Following Wunderlich & Hatcher (2009), a hereditary AutoCAD exchange format was used (the 2000/LT2000 version for .dxf), which is assumed to store information in a simpler and more stable way than newer versions. Interestingly, no stage of the process requires the operation of a version of AutoCAD software itself (although one might want to check the condition of the data). ArcGIS is then able to import .dxf files, but for unclear reasons the ArcGIS proprietary conversion tools produced grossly compromised results, beyond easy repairs. Through trial and error it was found that MapInfo Professional’s Universal Translator tools produce reliable results. Here the file converts first from .dxf into Mapinfo’s proprietary .tab, and subsequently from .tab the same tool can convert to .shp (i.e. shape file) developed for ArcGIS and other GIS packages. These shape files, finally, can be loaded in ArcGISwithout issue (text annotations still remained unsuccessful throughout this conversion).

Table 7.2 The residual errors of georeferencing the TIFFs from the Chunchucmil plan data.

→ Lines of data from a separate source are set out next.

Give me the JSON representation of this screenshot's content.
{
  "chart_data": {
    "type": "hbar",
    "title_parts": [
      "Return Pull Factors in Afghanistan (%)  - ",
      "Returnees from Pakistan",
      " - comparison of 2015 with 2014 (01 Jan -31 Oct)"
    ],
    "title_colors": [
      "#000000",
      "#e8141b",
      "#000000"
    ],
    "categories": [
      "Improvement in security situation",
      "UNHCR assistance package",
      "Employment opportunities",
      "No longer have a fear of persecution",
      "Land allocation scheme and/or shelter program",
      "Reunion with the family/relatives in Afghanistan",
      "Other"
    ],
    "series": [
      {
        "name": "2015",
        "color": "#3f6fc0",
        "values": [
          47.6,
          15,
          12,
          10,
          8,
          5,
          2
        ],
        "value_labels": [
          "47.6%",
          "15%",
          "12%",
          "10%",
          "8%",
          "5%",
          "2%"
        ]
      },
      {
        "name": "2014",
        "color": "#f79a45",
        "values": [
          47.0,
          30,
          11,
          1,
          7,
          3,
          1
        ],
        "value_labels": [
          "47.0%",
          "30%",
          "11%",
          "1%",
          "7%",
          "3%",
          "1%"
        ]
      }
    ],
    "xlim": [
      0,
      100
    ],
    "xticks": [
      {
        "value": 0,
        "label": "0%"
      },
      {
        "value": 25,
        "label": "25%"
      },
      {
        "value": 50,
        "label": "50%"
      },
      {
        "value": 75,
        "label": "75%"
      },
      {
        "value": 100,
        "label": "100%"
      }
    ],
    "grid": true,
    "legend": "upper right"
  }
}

In addition to converting the .ai data to sufficiently reliable .shp format, the .ai map was converted to PDF, and in turn in Adobe Photoshop converted to TIFF. Since the originally shared map only showed a partial grid around the site’s centre, the same was done for the PDFs (provided at a later date) containing the 10 gridded blocks with labelling in which the site plan was organised. These blocks provide coded references for mapped features to improve navigation and referencing across the city plan.¹⁶ Adding a raster image layer of the whole city plan as a dataset in ArcMap enables essential visual checks for the integrity of the converted vector data, and shows the annotations (labels) that did not convert well in the earlier process, aiding interpretive work. After assigning the correct projection to the imported raster data, using the coordinates for the site’s centre point, the TIFF containing the entire plan could be georeferenced.¹⁷ Knowing the partial grid across the centre consists of 250x250m blocks, the georeferencing could be scaled (using five points on the grid in quincunx fashion). This can subsequently be extended to include the grids of the 10 label blocks by using the four extreme corners of each grid. The results of this georeferencing process can be found in Table 7.2.

Next, the generated shape files containing the vector data of the original plan were imported as layers in the GIS. Using the spatial adjustment tools as described for Winchester, referring to the four extreme corners of the partial centre grid (this grid was included as part of each separate .ai vector layer before), each layer could be displaced and scaled exactly (i.e. literally without processing error) onto the corresponding coordinates. With the vector layers overlaying the raster images, the quality and integrity of the vector data conversions could be checked for each detail as well as for overall completeness. On inspection, only few minute details seemed to be missing (likely due to visual rendering techniques). As relatively easy manual edits could resolve any issues in subsequent processes preparing data parity (below), the data were deemed fit for use.